Obviously, the government will have to turn to the experiences of the anti inflationary attempts of the past decade during the course of the year.

In June 1982, the first document aimed at practically realizing a broader stabilization program which was conceived by the so-called Kraigher commission was called the "Anti-inflation Program". It was written by a group of experts coordinated by Milutin Cirovic, Ph.D. Because it had introduced the concept of inflation targeting to Yugoslavia, some experts held that it later gave rise to the "programmed inflation" philosophy.

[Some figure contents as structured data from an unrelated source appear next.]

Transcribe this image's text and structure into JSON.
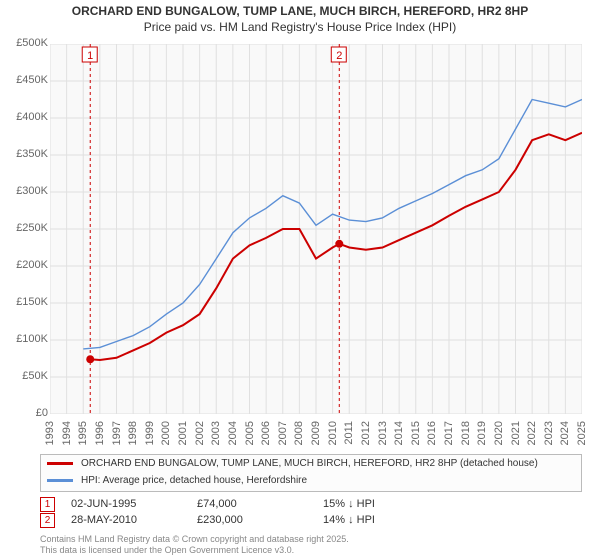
{
  "title": {
    "line1": "ORCHARD END BUNGALOW, TUMP LANE, MUCH BIRCH, HEREFORD, HR2 8HP",
    "line2": "Price paid vs. HM Land Registry's House Price Index (HPI)",
    "fontsize": 12,
    "color": "#333333"
  },
  "chart": {
    "type": "line",
    "background_color": "#ffffff",
    "plot_background_color": "#f9f9f9",
    "grid_color": "#e0e0e0",
    "axis_color": "#bbbbbb",
    "x": {
      "min": 1993,
      "max": 2025,
      "tick_step": 1,
      "label_fontsize": 11
    },
    "y": {
      "min": 0,
      "max": 500000,
      "ticks": [
        0,
        50000,
        100000,
        150000,
        200000,
        250000,
        300000,
        350000,
        400000,
        450000,
        500000
      ],
      "tick_labels": [
        "£0",
        "£50K",
        "£100K",
        "£150K",
        "£200K",
        "£250K",
        "£300K",
        "£350K",
        "£400K",
        "£450K",
        "£500K"
      ],
      "label_fontsize": 11
    },
    "series": [
      {
        "name": "ORCHARD END BUNGALOW, TUMP LANE, MUCH BIRCH, HEREFORD, HR2 8HP (detached house)",
        "color": "#cc0000",
        "line_width": 2,
        "data": [
          {
            "x": 1995.42,
            "y": 74000
          },
          {
            "x": 1996,
            "y": 73000
          },
          {
            "x": 1997,
            "y": 76000
          },
          {
            "x": 1998,
            "y": 86000
          },
          {
            "x": 1999,
            "y": 96000
          },
          {
            "x": 2000,
            "y": 110000
          },
          {
            "x": 2001,
            "y": 120000
          },
          {
            "x": 2002,
            "y": 135000
          },
          {
            "x": 2003,
            "y": 170000
          },
          {
            "x": 2004,
            "y": 210000
          },
          {
            "x": 2005,
            "y": 228000
          },
          {
            "x": 2006,
            "y": 238000
          },
          {
            "x": 2007,
            "y": 250000
          },
          {
            "x": 2008,
            "y": 250000
          },
          {
            "x": 2009,
            "y": 210000
          },
          {
            "x": 2010,
            "y": 225000
          },
          {
            "x": 2010.4,
            "y": 230000
          },
          {
            "x": 2011,
            "y": 225000
          },
          {
            "x": 2012,
            "y": 222000
          },
          {
            "x": 2013,
            "y": 225000
          },
          {
            "x": 2014,
            "y": 235000
          },
          {
            "x": 2015,
            "y": 245000
          },
          {
            "x": 2016,
            "y": 255000
          },
          {
            "x": 2017,
            "y": 268000
          },
          {
            "x": 2018,
            "y": 280000
          },
          {
            "x": 2019,
            "y": 290000
          },
          {
            "x": 2020,
            "y": 300000
          },
          {
            "x": 2021,
            "y": 330000
          },
          {
            "x": 2022,
            "y": 370000
          },
          {
            "x": 2023,
            "y": 378000
          },
          {
            "x": 2024,
            "y": 370000
          },
          {
            "x": 2025,
            "y": 380000
          }
        ]
      },
      {
        "name": "HPI: Average price, detached house, Herefordshire",
        "color": "#5b8fd6",
        "line_width": 1.4,
        "data": [
          {
            "x": 1995,
            "y": 88000
          },
          {
            "x": 1996,
            "y": 90000
          },
          {
            "x": 1997,
            "y": 98000
          },
          {
            "x": 1998,
            "y": 106000
          },
          {
            "x": 1999,
            "y": 118000
          },
          {
            "x": 2000,
            "y": 135000
          },
          {
            "x": 2001,
            "y": 150000
          },
          {
            "x": 2002,
            "y": 175000
          },
          {
            "x": 2003,
            "y": 210000
          },
          {
            "x": 2004,
            "y": 245000
          },
          {
            "x": 2005,
            "y": 265000
          },
          {
            "x": 2006,
            "y": 278000
          },
          {
            "x": 2007,
            "y": 295000
          },
          {
            "x": 2008,
            "y": 285000
          },
          {
            "x": 2009,
            "y": 255000
          },
          {
            "x": 2010,
            "y": 270000
          },
          {
            "x": 2011,
            "y": 262000
          },
          {
            "x": 2012,
            "y": 260000
          },
          {
            "x": 2013,
            "y": 265000
          },
          {
            "x": 2014,
            "y": 278000
          },
          {
            "x": 2015,
            "y": 288000
          },
          {
            "x": 2016,
            "y": 298000
          },
          {
            "x": 2017,
            "y": 310000
          },
          {
            "x": 2018,
            "y": 322000
          },
          {
            "x": 2019,
            "y": 330000
          },
          {
            "x": 2020,
            "y": 345000
          },
          {
            "x": 2021,
            "y": 385000
          },
          {
            "x": 2022,
            "y": 425000
          },
          {
            "x": 2023,
            "y": 420000
          },
          {
            "x": 2024,
            "y": 415000
          },
          {
            "x": 2025,
            "y": 425000
          }
        ]
      }
    ],
    "sale_markers": [
      {
        "n": "1",
        "x": 1995.42,
        "y": 74000,
        "line_color": "#cc0000",
        "line_dash": "3 3"
      },
      {
        "n": "2",
        "x": 2010.4,
        "y": 230000,
        "line_color": "#cc0000",
        "line_dash": "3 3"
      }
    ]
  },
  "legend": {
    "border_color": "#bbbbbb",
    "background": "#fcfcfc",
    "items": [
      {
        "color": "#cc0000",
        "label": "ORCHARD END BUNGALOW, TUMP LANE, MUCH BIRCH, HEREFORD, HR2 8HP (detached house)"
      },
      {
        "color": "#5b8fd6",
        "label": "HPI: Average price, detached house, Herefordshire"
      }
    ]
  },
  "sales": [
    {
      "n": "1",
      "date": "02-JUN-1995",
      "price": "£74,000",
      "delta": "15% ↓ HPI"
    },
    {
      "n": "2",
      "date": "28-MAY-2010",
      "price": "£230,000",
      "delta": "14% ↓ HPI"
    }
  ],
  "footer": {
    "line1": "Contains HM Land Registry data © Crown copyright and database right 2025.",
    "line2": "This data is licensed under the Open Government Licence v3.0."
  }
}
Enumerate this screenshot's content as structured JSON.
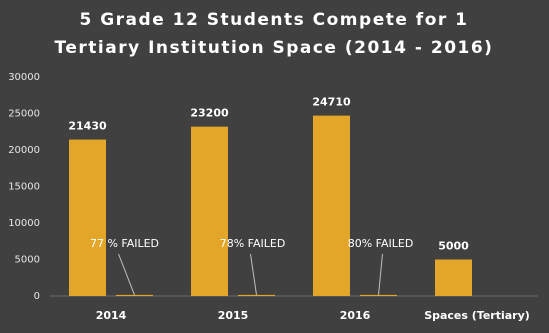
{
  "chart_data": {
    "type": "bar",
    "title": [
      "5 Grade 12 Students Compete for 1",
      "Tertiary Institution Space (2014 - 2016)"
    ],
    "categories": [
      "2014",
      "2015",
      "2016",
      "Spaces (Tertiary)"
    ],
    "series": [
      {
        "color": "#e3a629",
        "values": [
          21430,
          23200,
          24710,
          5000
        ]
      },
      {
        "color": "#e3a629",
        "values": [
          150,
          150,
          150,
          null
        ]
      }
    ],
    "annotations": [
      "77 % FAILED",
      "78% FAILED",
      "80% FAILED"
    ],
    "ylim": [
      0,
      30000
    ],
    "yticks": [
      0,
      5000,
      10000,
      15000,
      20000,
      25000,
      30000
    ],
    "grid": false
  }
}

The main point, of course, is not that this plan had envisaged that inflation will be decreased from 40% in 1981 to 10% in 1985, but in the fact that the cause of all later arguments and of the breakdown of Mr. Cirovic's program itself was, in its attempt to preserve the illusion that foreign exchange and interest rates can be a matter of political negotiations and outwitting.

The Prime Minister Milka Planinc, who was supposed to carry out the program, had to promise the IMF an immediate increase of discount rates, and much more from the Reaganomics arsenal of measures.

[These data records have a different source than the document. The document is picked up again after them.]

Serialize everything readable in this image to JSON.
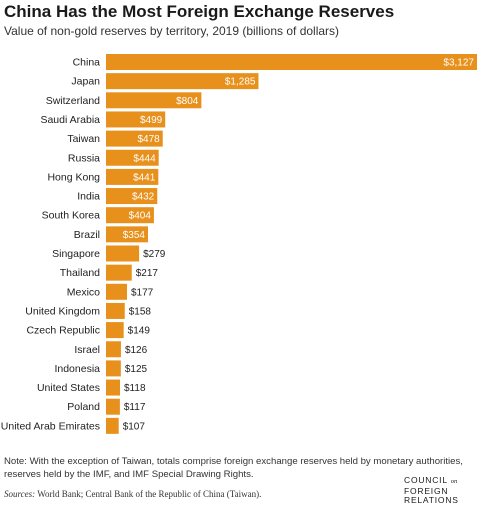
{
  "colors": {
    "bar": "#e8901c",
    "label_inside": "#ffffff",
    "label_outside": "#222222"
  },
  "chart_data": {
    "type": "bar",
    "orientation": "horizontal",
    "title": "China Has the Most Foreign Exchange Reserves",
    "subtitle": "Value of non-gold reserves by territory, 2019 (billions of dollars)",
    "xlabel": "",
    "ylabel": "",
    "grid": false,
    "legend": "none",
    "xlim": [
      0,
      3127
    ],
    "categories": [
      "China",
      "Japan",
      "Switzerland",
      "Saudi Arabia",
      "Taiwan",
      "Russia",
      "Hong Kong",
      "India",
      "South Korea",
      "Brazil",
      "Singapore",
      "Thailand",
      "Mexico",
      "United Kingdom",
      "Czech Republic",
      "Israel",
      "Indonesia",
      "United States",
      "Poland",
      "United Arab Emirates"
    ],
    "values": [
      3127,
      1285,
      804,
      499,
      478,
      444,
      441,
      432,
      404,
      354,
      279,
      217,
      177,
      158,
      149,
      126,
      125,
      118,
      117,
      107
    ],
    "value_labels": [
      "$3,127",
      "$1,285",
      "$804",
      "$499",
      "$478",
      "$444",
      "$441",
      "$432",
      "$404",
      "$354",
      "$279",
      "$217",
      "$177",
      "$158",
      "$149",
      "$126",
      "$125",
      "$118",
      "$117",
      "$107"
    ]
  },
  "note": "Note: With the exception of Taiwan, totals comprise foreign exchange reserves held by monetary authorities, reserves held by the IMF, and IMF Special Drawing Rights.",
  "sources": {
    "label": "Sources:",
    "text": " World Bank; Central Bank of the Republic of China (Taiwan)."
  },
  "logo": {
    "line1": "COUNCIL",
    "line1_small": "on",
    "line2": "FOREIGN",
    "line3": "RELATIONS"
  }
}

Those who realized that the system was unable to survive without inflation launched their offensive in April 1985, at the 17th Yugoslav League of Communists' Central Committee (YCLCC) session, and finished it by the end of the year at the famous joint session of the Federal Government and Presidency of Yugoslavia, when both Ms. Planinc and her anti-inflation policy were put on ice.

In May 1986, Branko Mikulic became the new PM. Although he had authorized three different policies, he will be remembered in the economic history of Yugoslavia by the so-called "programmed inflation" model. Lower interest rates and cheaper foreign currency, together with stricter price regulation, resulted in a nearly 100% annual inflation rate (the "positive issuing" had increased the money stock by 109%). When this positive anti-recession policy failed, Mr. Mikulic said that the business sector had rejected a helping hand. When he realized that Yugoslav capital was beginning to melt, following the advice of his minister Oskar Kovac, he decided to squeeze the funds which were necessary for his offensive, out of the economy by introducing the so-called "real economics" (real price of capital). That, of course, had no chance of succeeding, so he had turn again to the IMF. Then, in the spring of 1988, the so-called "May anti-inflation program" entered the scene, with its three "anchors" and three liberalizations.

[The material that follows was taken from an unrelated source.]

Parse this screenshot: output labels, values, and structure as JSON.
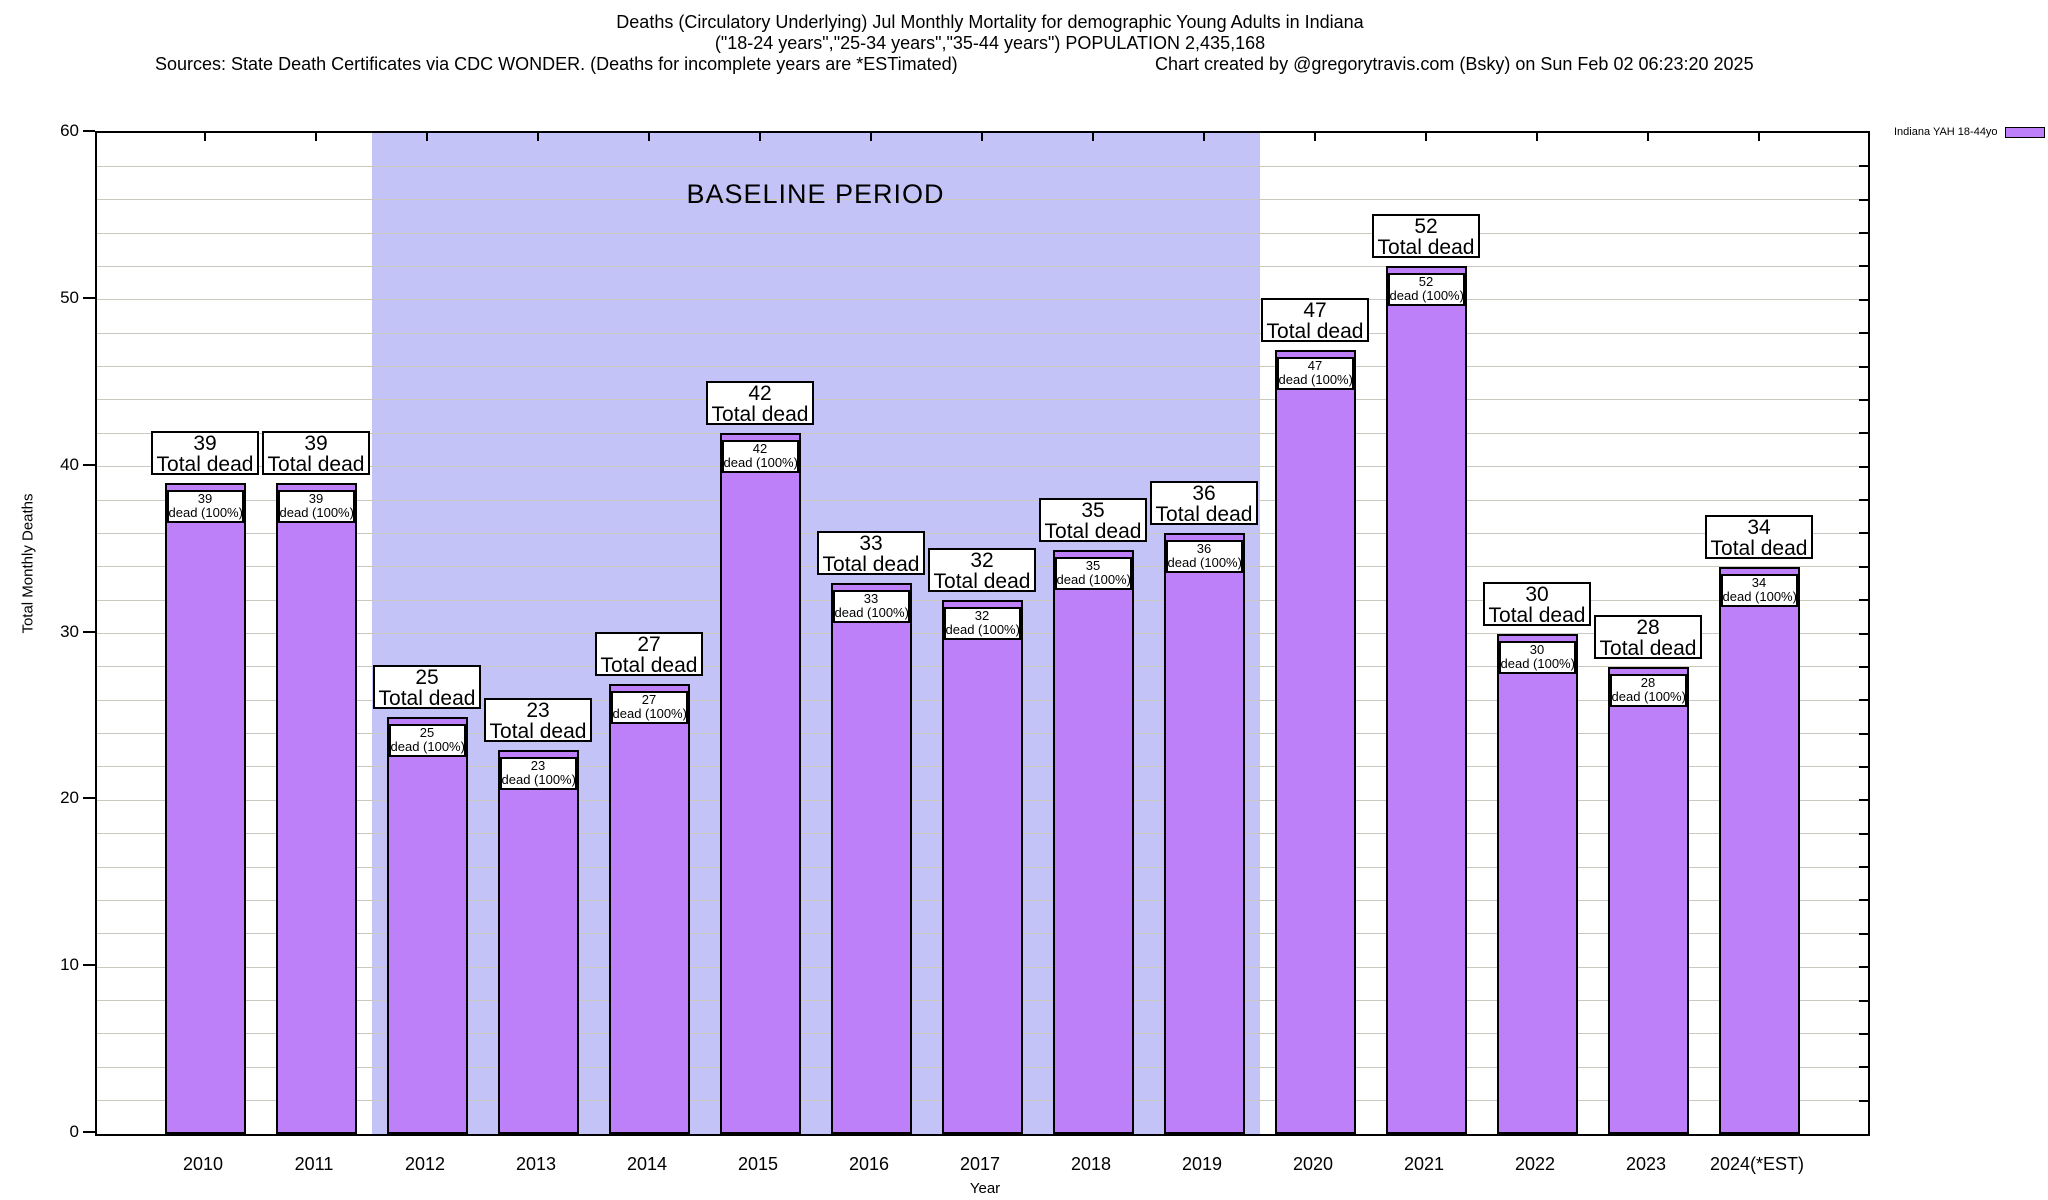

Everything went down the drain after the "October uprising" in Vojvodina and Montenegro. Slobodan Milosevic said at the YCLCC Presidency session that interest rates are wearing out the economy. In a climate of total chaos, wages were deregulated and inflation was just beginning to recede. Mr. Mikulic had to leave two months later.

When Ante Markovic took the Prime Minister's office, he also continued with the same old promises of a "positive policy" of support to manufacturers, while in actual fact he initiated the "deregulation" of the system, a task which could not be postponed anymore. After regulatory bindings have been released, the inflationary pressures which had accumulated over the years resulted in a wave of hyperinflation. In arguments concerning anti-inflation policy, Mr. Markovic often challenged Mr. Milosevic to make his own proposal.

Since Mr. Milosevic had already formed his own "Commission for Stabilization", he had to accept the challenge. So the Commission presented the "Serbian draft" of an anti-inflation program. It basically reflected the Serbian regime's fear of the opening of Yugoslavia's economy towards the world, for it could ultimately result in the loss of considerable political control. It was also emphasized that "drastic restriction of aggregate demand is out of question."

 

The aforementioned proposal was overrun by Mr. Markovic's program. For brevity, our attention should be turned to its basic weakness - it was directed towards an economy which was used for conversion of foreign loans into public property. When Mr. Markovic finally started his "programmed privatization", the republican oligarchies, who all had visions of a "national renaissance" of their own, instead of choosing between a genuine Yugoslav market and hyperinflation, opted for war which would disguise the real causes of the economic catastrophe.